Mais comment voit-on et vit-on cela quand on est une petite fille ? Quelle perception a-t-on de ces Fous et de ce lieu ? La petite fille devenue écrivain le résume ainsi : "Au fond, nous vivions chacun dans des univers assez parallèles, au même endroit. On ne se frôlait pas."
Et effectivement, si La Borde est le cadre du récit, les Pensionnaires ne sont guère que des figurants dans ces souvenirs d'enfance, des passants qui se fondent dans le décor et dont les enfants n'ont finalement pas peur, "pas plus que des gens normaux".

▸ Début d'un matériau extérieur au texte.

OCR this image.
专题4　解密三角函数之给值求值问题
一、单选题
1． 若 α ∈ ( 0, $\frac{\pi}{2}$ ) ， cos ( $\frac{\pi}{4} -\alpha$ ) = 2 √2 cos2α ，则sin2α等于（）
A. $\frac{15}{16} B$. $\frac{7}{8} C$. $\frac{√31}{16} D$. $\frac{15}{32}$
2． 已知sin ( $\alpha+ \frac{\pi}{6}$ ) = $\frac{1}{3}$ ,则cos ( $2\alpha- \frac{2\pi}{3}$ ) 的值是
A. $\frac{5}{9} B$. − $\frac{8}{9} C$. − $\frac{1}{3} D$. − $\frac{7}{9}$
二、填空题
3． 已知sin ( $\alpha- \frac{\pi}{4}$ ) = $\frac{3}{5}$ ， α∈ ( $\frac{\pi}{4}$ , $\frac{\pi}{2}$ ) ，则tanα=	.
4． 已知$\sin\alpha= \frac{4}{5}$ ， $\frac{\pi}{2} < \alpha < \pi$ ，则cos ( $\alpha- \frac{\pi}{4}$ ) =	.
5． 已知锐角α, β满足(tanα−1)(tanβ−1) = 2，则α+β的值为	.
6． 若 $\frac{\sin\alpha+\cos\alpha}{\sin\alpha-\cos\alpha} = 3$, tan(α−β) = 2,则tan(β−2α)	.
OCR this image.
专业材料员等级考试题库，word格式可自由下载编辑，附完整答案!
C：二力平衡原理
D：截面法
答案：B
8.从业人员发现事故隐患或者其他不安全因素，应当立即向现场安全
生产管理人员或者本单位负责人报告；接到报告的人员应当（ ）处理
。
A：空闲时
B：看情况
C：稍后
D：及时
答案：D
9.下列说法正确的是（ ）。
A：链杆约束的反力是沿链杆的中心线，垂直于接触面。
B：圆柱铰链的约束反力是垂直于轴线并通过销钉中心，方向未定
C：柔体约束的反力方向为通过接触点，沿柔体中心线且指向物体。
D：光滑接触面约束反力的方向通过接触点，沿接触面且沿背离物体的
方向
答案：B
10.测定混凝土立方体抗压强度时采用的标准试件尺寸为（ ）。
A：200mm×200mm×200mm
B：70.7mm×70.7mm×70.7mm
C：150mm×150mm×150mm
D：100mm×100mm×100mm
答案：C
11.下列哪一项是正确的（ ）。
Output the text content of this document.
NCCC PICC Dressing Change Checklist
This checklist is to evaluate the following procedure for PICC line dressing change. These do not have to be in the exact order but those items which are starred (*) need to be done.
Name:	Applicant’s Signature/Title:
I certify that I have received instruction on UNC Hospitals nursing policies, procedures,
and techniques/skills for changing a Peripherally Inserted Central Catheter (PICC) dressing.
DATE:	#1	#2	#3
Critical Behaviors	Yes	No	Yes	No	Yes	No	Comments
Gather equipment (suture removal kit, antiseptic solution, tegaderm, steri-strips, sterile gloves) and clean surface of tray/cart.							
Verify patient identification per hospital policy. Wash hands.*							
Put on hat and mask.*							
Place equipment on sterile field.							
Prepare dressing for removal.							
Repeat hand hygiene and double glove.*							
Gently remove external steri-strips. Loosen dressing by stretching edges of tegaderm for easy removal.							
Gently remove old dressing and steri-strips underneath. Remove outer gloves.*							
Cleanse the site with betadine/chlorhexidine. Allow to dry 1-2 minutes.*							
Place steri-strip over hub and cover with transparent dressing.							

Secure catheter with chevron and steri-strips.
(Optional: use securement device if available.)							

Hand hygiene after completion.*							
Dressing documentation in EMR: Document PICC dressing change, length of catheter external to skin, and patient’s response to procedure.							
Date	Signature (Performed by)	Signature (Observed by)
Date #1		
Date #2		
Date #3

Ne cherchez donc pas dans ce court roman des descriptions de la vie des malades ou du fonctionnement de l'établissement psychiatrique. Tout cela n'est qu'évoqué, brièvement, au détour d'une phrase, ou d'un événement bien plus important aux yeux d'une petite fille. Car La Borde, pour la petite Emmanuelle, dite "Manou", c'est surtout un fantastique lieu de liberté, un parc immense, des forêts, des étangs, des jeux, des rires, des expériences, des découvertes et quelques bêtises... Elle a gardé de cette enfance des souvenirs dignes d'un conte de fées, effrayants, envoûtants ou enchanteurs, qu'elle égrène au fil des chapitres comme autant de petits cailloux avec beaucoup de pudeur et de tendresse. Aucune linéarité dans ce récit, simplement une succession de petits tableaux très épurés, très sobres, de petites saynètes liées les unes aux autres par de minuscules raccords, "pour mimer une sorte de rythme enlevé, une cavalcade d'enfants. Et dans ce mouvement de cavalcade, je voulais faire correspondre une scène à une autre, créer des jeux de résonances." confie l'auteur. Des micro-nouvelles pleines d'énergie, de fantaisie, où véritablement, c'est la voix de l'enfant qui se fait entendre et qui décrit les événements essentiellement au travers de sensations, d'impressions car c'est ainsi que l'univers se révèle aux enfants. Des enfants qui vivent tout avec une grande intensité, pleinement, tout pour eux est à la fois très sérieux et très amusant, très important et très anodin. Les choses, les lieux, les adultes ont des majuscules parce qu'ils sont grands et dignes de respect pour la minuscule petite fille qu'elle est.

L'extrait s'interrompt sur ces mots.